2006.12.09
Hôtel de l'Univers
Elle dort. Et moi je gravite nocturne un poil éparpillé dans les Oeuvres complètes d'Arthur R., jeune poète bénit que le monde croit connaître. Le monde est toujours aussi bête. (Oui moi aussi je sais ce que c'est qu'un point.) Et je vais y aller de mon petit appareil critique ! Comment ne pas pleurer à la lecture de ce vers :
Monsieur Arthur Rimbaud,
Hôtel de l'Univers,
à Aden
Ces quelques lettres m'ont toujours ( plus profondement encore ) donné le goût de la plus grande et abyssale mélancolie, comme du miel infusé de mort, la lutte constante et les (vains?) efforts de l'enfant-Shakespeare pour s'ancré à la réalité du commerce du désert et de l'ennui. Harar Abyssinie Obock et le dictionnaire qui n'arrive jamais. Et l'argent; qui manque, et le roi Ménélik et le bosphore égyptien. Aussi les siens, loin. L'articulation pourrissante trente sept ans. Et ce vers encore :
RIMBAUD
Hopital de la Conception.
Marseille.
"Si vous vous informez à mon sujet, ne faites jamais savoir où je suis. Je crains même qu'on ne me prenne mon adresse à la poste. N'allez pas me trahir."

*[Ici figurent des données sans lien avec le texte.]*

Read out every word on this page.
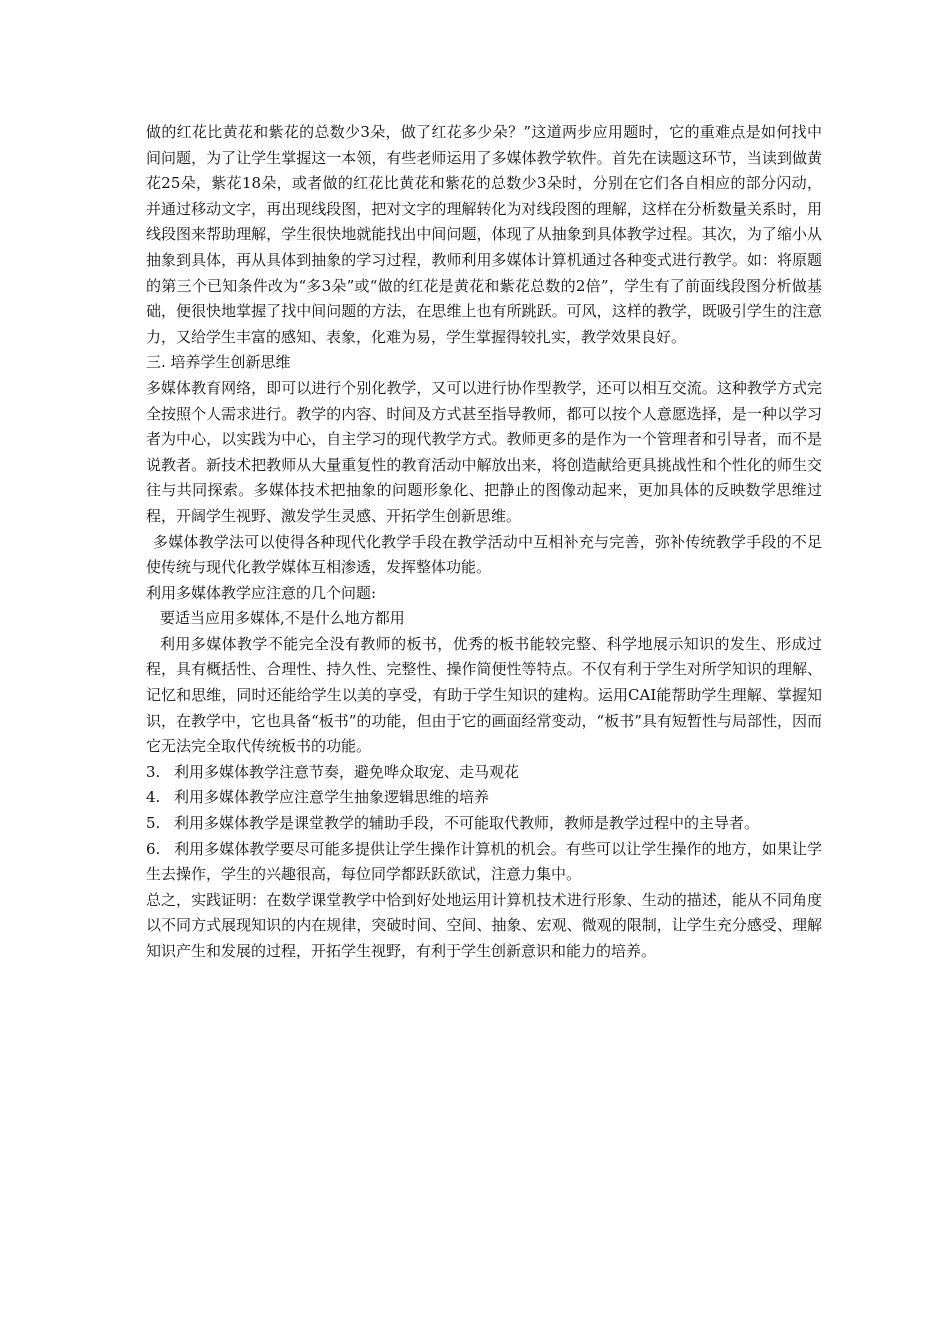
做的红花比黄花和紫花的总数少3朵，做了红花多少朵？”这道两步应用题时，它的重难点是如何找中间问题，为了让学生掌握这一本领，有些老师运用了多媒体教学软件。首先在读题这环节，当读到做黄花25朵，紫花18朵，或者做的红花比黄花和紫花的总数少3朵时，分别在它们各自相应的部分闪动，并通过移动文字，再出现线段图，把对文字的理解转化为对线段图的理解，这样在分析数量关系时，用线段图来帮助理解，学生很快地就能找出中间问题，体现了从抽象到具体教学过程。其次，为了缩小从抽象到具体，再从具体到抽象的学习过程，教师利用多媒体计算机通过各种变式进行教学。如：将原题的第三个已知条件改为“多3朵”或“做的红花是黄花和紫花总数的2倍”，学生有了前面线段图分析做基础，便很快地掌握了找中间问题的方法，在思维上也有所跳跃。可风，这样的教学，既吸引学生的注意力，又给学生丰富的感知、表象，化难为易，学生掌握得较扎实，教学效果良好。

三. 培养学生创新思维

多媒体教育网络，即可以进行个别化教学，又可以进行协作型教学，还可以相互交流。这种教学方式完全按照个人需求进行。教学的内容、时间及方式甚至指导教师，都可以按个人意愿选择，是一种以学习者为中心，以实践为中心，自主学习的现代教学方式。教师更多的是作为一个管理者和引导者，而不是说教者。新技术把教师从大量重复性的教育活动中解放出来，将创造献给更具挑战性和个性化的师生交往与共同探索。多媒体技术把抽象的问题形象化、把静止的图像动起来，更加具体的反映数学思维过程，开阔学生视野、激发学生灵感、开拓学生创新思维。

多媒体教学法可以使得各种现代化教学手段在教学活动中互相补充与完善，弥补传统教学手段的不足使传统与现代化教学媒体互相渗透，发挥整体功能。

利用多媒体教学应注意的几个问题:

要适当应用多媒体,不是什么地方都用

利用多媒体教学不能完全没有教师的板书，优秀的板书能较完整、科学地展示知识的发生、形成过程，具有概括性、合理性、持久性、完整性、操作简便性等特点。不仅有利于学生对所学知识的理解、记忆和思维，同时还能给学生以美的享受，有助于学生知识的建构。运用CAI能帮助学生理解、掌握知识，在教学中，它也具备“板书”的功能，但由于它的画面经常变动，“板书”具有短暂性与局部性，因而它无法完全取代传统板书的功能。

3. 利用多媒体教学注意节奏，避免哗众取宠、走马观花

4. 利用多媒体教学应注意学生抽象逻辑思维的培养

5. 利用多媒体教学是课堂教学的辅助手段，不可能取代教师，教师是教学过程中的主导者。

6. 利用多媒体教学要尽可能多提供让学生操作计算机的机会。有些可以让学生操作的地方，如果让学生去操作，学生的兴趣很高，每位同学都跃跃欲试，注意力集中。

总之，实践证明：在数学课堂教学中恰到好处地运用计算机技术进行形象、生动的描述，能从不同角度以不同方式展现知识的内在规律，突破时间、空间、抽象、宏观、微观的限制，让学生充分感受、理解知识产生和发展的过程，开拓学生视野，有利于学生创新意识和能力的培养。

"Excusez moi du dérangement. Je vous remercie. je vous souhaite bonne chance et bonne santé. Ecrivez moi. Bien à vous"
"La suite au prochain numéro.
Avec tout mes souhaits.
RIMBAUD"
02:20 Publié dans Le manifeste nucléaire, maitres du monde | Lien permanent | Commentaires (2) | Envoyer cette note



Commentaires
quelle joie de te lire à travers lui,
et cette petite photo
j'aime beaucoup rimbaud et
aussi garcia lorca,
le miel infusé de mort,
juste à peine mortel?
Ecrit par : if6 | 2006.12.10
Tout est dit.
la lutte constante et les vains efforts de l'enfant-Shakespeare pour s'ancrer à la réalité du commerce du désert et de l'ennui.
Ton petit travail sur Rimbaud et fichtrement bien ciselé.
Le cheval repart au galop, je m'en rassure.